Seth avoided making eye contact by picking imaginary lint off his brother's shirt. "Well, maybe tortured isn't exactly the right word; but you have to admit weird things happen to us everytime we go," he pointed out. "I mean, the kid asks you if we have insurance everytime we leave."

"Don't remind me," I growled, remembering incidents were displays fell on us, and other times when elderly people on scooters ran us over. "But you I want you both to go. You can be my protection, like bodyguards," I added quickly, seeing the horrified looks on their faces. "Nothing will happen."

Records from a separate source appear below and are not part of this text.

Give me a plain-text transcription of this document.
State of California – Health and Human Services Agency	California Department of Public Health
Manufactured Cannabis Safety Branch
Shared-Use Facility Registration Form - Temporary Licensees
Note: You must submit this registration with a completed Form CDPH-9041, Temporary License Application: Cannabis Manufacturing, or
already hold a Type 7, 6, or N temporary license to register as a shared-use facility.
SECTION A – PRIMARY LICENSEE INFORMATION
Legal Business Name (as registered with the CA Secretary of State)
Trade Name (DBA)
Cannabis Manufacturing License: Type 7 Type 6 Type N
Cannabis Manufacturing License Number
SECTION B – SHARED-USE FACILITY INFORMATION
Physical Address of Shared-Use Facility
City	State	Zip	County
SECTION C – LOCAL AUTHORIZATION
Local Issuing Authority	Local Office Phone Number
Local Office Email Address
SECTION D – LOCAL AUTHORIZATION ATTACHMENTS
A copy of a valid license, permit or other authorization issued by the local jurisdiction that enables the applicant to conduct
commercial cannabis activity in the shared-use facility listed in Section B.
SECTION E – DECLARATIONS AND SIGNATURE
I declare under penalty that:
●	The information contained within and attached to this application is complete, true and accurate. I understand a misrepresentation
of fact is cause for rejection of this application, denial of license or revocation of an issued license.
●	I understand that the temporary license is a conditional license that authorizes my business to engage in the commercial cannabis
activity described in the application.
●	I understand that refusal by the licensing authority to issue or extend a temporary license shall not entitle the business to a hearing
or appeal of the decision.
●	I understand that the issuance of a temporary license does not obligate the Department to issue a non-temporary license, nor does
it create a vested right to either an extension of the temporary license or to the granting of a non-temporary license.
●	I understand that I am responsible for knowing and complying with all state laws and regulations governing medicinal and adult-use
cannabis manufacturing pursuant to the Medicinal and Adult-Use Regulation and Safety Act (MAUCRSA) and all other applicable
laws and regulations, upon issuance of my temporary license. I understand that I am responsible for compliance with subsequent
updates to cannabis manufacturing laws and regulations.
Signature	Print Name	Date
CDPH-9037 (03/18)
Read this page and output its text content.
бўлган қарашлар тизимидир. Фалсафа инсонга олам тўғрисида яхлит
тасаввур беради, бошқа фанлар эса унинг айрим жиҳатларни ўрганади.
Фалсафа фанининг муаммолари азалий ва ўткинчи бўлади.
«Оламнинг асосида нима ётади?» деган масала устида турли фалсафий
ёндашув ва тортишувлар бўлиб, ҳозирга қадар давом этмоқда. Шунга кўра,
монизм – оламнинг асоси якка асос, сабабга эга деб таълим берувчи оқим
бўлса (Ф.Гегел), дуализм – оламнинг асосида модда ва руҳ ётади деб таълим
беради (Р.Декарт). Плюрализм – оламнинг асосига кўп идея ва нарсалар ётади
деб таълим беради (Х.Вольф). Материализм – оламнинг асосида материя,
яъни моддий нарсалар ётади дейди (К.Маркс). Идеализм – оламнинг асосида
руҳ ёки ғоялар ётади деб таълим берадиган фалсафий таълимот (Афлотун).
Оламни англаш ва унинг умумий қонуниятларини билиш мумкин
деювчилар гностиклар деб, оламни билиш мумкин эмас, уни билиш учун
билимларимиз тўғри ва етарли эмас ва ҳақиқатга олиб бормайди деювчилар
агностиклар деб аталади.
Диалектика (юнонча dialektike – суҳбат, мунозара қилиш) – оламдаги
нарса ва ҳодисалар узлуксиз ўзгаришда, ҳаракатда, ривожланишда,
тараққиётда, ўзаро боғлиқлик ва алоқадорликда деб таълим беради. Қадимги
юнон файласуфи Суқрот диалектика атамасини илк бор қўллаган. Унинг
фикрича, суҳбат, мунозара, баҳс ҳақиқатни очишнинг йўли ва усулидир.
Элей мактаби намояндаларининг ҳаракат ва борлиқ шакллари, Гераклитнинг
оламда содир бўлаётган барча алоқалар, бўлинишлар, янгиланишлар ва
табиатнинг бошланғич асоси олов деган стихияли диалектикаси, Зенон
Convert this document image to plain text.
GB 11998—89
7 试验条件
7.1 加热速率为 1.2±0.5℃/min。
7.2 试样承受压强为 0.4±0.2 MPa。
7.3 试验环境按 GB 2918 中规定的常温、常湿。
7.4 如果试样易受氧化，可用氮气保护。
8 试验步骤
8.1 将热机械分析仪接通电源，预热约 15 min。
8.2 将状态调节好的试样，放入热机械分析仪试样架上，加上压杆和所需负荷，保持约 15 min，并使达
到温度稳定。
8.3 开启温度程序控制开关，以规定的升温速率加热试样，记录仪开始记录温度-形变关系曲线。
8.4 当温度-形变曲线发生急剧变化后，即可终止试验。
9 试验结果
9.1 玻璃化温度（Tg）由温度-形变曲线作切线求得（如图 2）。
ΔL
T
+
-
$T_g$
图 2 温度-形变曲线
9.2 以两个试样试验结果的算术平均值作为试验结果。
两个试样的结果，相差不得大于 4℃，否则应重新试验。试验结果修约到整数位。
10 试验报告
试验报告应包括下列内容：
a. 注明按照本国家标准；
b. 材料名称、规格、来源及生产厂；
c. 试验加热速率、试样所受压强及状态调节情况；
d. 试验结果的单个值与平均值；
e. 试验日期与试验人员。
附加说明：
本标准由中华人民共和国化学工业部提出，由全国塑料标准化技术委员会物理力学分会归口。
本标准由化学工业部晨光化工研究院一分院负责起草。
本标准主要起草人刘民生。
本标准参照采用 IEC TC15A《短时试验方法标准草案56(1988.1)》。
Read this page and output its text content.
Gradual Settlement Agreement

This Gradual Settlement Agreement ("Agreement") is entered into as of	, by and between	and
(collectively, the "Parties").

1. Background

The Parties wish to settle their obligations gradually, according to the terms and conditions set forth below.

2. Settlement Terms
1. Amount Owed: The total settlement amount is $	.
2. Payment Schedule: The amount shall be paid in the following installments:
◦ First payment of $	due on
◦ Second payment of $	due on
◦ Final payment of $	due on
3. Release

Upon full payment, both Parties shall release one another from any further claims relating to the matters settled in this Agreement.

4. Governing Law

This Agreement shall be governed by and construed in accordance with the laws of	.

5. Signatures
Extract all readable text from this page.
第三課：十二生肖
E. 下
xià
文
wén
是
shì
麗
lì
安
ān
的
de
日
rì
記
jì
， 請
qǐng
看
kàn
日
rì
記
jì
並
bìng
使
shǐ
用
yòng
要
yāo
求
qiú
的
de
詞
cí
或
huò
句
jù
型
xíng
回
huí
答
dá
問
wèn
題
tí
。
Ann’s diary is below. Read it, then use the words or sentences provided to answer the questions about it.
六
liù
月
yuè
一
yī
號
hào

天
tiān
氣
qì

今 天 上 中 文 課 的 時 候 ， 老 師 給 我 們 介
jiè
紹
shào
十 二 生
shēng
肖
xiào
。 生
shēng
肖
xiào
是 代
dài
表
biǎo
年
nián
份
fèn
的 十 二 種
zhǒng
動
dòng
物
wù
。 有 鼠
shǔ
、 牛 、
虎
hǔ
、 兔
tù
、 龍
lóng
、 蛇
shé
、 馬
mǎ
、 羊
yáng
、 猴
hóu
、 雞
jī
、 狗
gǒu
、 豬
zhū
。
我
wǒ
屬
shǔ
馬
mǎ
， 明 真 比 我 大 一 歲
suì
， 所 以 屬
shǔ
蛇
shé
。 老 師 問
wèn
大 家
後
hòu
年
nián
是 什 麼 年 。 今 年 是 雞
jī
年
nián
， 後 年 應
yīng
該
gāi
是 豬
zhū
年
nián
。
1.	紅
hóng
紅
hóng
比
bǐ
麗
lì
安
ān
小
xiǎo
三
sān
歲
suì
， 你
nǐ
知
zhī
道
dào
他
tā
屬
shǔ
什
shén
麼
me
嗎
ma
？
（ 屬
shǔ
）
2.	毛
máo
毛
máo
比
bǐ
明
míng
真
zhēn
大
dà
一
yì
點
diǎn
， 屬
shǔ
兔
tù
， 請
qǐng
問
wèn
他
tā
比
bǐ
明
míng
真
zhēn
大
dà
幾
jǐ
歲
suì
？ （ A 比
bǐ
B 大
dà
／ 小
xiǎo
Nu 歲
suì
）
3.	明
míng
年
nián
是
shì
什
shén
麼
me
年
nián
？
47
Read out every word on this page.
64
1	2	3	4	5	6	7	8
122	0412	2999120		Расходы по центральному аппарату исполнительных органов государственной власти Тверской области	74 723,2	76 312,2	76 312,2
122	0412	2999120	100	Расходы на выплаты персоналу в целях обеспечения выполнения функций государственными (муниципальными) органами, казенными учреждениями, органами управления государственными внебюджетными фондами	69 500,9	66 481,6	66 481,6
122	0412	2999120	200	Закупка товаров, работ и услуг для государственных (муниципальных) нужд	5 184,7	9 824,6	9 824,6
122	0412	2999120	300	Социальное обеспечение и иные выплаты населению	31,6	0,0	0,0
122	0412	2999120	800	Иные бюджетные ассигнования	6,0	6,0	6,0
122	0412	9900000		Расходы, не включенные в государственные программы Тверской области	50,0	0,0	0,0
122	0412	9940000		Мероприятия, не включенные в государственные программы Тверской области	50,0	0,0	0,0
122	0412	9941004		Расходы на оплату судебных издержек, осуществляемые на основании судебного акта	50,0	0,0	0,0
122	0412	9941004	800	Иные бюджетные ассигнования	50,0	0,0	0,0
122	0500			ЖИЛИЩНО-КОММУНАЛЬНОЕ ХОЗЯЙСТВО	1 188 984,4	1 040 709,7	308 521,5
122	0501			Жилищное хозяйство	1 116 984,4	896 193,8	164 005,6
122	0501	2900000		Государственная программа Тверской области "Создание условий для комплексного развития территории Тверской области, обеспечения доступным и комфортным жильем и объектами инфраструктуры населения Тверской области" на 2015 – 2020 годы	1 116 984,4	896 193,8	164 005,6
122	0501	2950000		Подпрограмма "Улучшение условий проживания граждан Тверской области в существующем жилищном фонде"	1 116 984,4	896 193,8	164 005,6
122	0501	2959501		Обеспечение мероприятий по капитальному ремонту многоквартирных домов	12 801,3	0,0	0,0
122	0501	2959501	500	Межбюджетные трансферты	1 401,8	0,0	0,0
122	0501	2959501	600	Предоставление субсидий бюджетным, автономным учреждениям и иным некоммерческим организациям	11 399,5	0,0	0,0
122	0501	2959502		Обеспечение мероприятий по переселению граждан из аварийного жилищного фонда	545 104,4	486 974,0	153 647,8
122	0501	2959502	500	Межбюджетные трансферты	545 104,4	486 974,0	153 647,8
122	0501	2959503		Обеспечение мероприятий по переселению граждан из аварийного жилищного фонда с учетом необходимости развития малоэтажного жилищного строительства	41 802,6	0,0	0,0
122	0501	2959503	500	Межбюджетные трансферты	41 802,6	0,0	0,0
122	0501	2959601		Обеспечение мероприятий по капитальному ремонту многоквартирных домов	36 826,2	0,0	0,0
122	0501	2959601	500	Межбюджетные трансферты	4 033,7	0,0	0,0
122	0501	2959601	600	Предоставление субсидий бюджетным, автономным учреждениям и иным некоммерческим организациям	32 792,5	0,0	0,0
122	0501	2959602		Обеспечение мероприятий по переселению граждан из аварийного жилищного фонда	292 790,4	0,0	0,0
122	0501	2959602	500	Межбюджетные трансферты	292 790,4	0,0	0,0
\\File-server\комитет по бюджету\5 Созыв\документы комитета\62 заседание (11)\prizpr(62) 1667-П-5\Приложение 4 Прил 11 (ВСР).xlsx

"Better not," Seth grumbled as I headed them off to the truck. The trip to the store was uneventful, in fact, boring. No deer bounded like rubber balls across the road and tried to tap-dance on our hood, no buzzrds tried to plaster themselves to our windshield.

"So far so good,' I chirped as we entered the store. It was the middle of the week, and the monsterous store was as silent as a graveyard. I was like a child in a candy store as I found wonderful deal after deal. Little did I know what was waiting for me in the meat department.

It was the department I dreaded the most. It depressed me to see pork chops, sliced thinner than paper, selling for over $6.00. I had, for a while, like so many other local consumers, switched over to fish and chicken. The whily meat dept. manager, observing the change, raised the prices on both products. It was no hard to find a chick under $4. (Yes, I know it's the theory of supply and demand, but still.)

For some reason, I was drawn like a magnet to the pre-packaged hamburger patties. Look at the top package,
my inner voice whispered. I gasped at what I saw. There, in machine-printed black and white was the price of $.48! "No way, there's no way this is the right price. What does this say?" I asked Seth.

"It says $.48."

Still not convinced, I asked a near-by elderly lady. "It says forty-eight cents, dear," she smiled. Squinting, she looked closer at the bar code. "Oh, I see. The machine misread the weight. It only weight it as ONE OUNCE."

I was soooo tempted to take the meat and run, but being the goody-goody I am, I showed a meat manager.
"Hmm. Our mistake is your profit," he said, patting my back. I couldn't believe it.

Better yet, the meat was part of a "full meal deal," meaning the meat came with freebies. I got: cheese, sodas, buns, chips, mustard and relish for free! All for forty-eight cents!

Once in a while, everything goes my way.